It’s been 10 years since the adoption of International Financial Reporting Standards (IFRS) by listed companies across the EU, and we believe that Europe’s positive experience offers useful lessons for countries contemplating a move to IFRS reporting.
Our Financial Reporting Faculty has published a major new report detailing Seven Lessons Learned from the European Experience. The report sets out some practical insights and recommendations for policy makers, regulators, standard-setters and other interested parties in jurisdictions that have recently adopted IFRS or are considering doing so.
These lessons are:
- The benefits of IFRS outweigh the costs
In a relatively short time we’ve seen improvements in transparency, comparability, cost of capital and market liquidity. It’s fair to say these benefits have been felt among different companies and countries. But overall, it seems clear to us that for Europe the benefits of IFRS adoption outweigh the related costs.
- Companies listed on regulated markets should be required to use IFRS
Experience suggests that the EU’s decision not to mandate IFRS reporting by private companies was a wise one. However, in hindsight, the decision not to extend the use of IFRS to listed entities that are not groups and other public interest entities is more questionable.
- Local variants of IFRS should be kept to a minimum
The full benefits of IFRS can only be reaped if the standards are adopted in full. Unless local legal or cultural differences make them absolutely necessary, local interpretations should be avoided. Formal carve-outs should be kept a minimum and wherever possible should have a limited life.
- Sometimes complexity is unavoidable
Complexity in accounting has many causes and we must work to reduce it. However, we live in a complex world and complex business transactions can necessitate complex accounting. Simplicity is not desirable if it means that investors are less well informed.
- National standard-setters and regional groupings are important
In an era of global standards and global markets, national standard-setters and regional groupings still have a central role to play in undertaking coordinated research, field testing and outreach activities as full members of a unique global standard-setting partnership.
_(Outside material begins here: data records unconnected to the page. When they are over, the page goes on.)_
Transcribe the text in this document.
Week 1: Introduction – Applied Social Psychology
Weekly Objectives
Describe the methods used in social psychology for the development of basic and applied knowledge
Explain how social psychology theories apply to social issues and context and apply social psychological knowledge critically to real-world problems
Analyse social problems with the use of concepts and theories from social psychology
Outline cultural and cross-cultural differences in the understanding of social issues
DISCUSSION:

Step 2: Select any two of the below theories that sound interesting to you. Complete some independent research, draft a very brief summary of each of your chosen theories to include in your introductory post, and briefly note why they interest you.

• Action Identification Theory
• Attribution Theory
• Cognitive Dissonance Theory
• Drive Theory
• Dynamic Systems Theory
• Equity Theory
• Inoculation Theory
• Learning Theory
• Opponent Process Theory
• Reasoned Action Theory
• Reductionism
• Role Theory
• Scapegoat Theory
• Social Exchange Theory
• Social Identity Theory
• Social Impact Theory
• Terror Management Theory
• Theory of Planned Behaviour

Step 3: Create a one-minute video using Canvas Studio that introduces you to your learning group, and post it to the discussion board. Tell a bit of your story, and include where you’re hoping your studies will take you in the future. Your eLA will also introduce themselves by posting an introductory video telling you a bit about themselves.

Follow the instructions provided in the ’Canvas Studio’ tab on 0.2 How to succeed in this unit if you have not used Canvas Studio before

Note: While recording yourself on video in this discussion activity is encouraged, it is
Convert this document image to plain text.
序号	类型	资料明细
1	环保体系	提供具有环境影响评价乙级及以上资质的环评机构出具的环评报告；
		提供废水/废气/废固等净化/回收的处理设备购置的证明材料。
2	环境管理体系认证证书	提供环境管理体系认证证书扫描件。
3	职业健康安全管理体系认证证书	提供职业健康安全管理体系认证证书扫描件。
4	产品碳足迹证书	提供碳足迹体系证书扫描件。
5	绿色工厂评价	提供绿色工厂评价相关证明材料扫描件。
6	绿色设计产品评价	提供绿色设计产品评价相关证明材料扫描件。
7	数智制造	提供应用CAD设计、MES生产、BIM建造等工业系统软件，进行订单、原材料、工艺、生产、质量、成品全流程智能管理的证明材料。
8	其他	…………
- Strong national enforcement is critical
A strong national enforcement regime is an essential part of the IFRS process. Experience in Europe has also demonstrated the vital importance of mechanisms for sharing and coordinating enforcement decisions.
- Endorsement underpins legitimacy
IFRS are adopted on a standard-by-standard basis for use in the EU. Under this process – referred to as ‘endorsement’ – each individual standard, amendment and interpretation is considered separately and a decision made on whether to adopt or reject it. This has proved a critical means of establishing the political legitimacy of IFRS in Europe. Concerns have, however, been raised over the time and effort involved. Jurisdictions considering IFRS adoption should develop endorsement mechanisms with clearly – defined and manageable timetables.
The evidence suggests overall that the EU’s bold decision to switch to IFRS has been good for business and investors; I believe the continued spread of IFRS around the world should make doing business internationally and cross-border investment much easier. The debate on the pros and cons of applying international standards will continue, and our Faculty’s report on the lessons of the past ten years is an important contribution to that debate.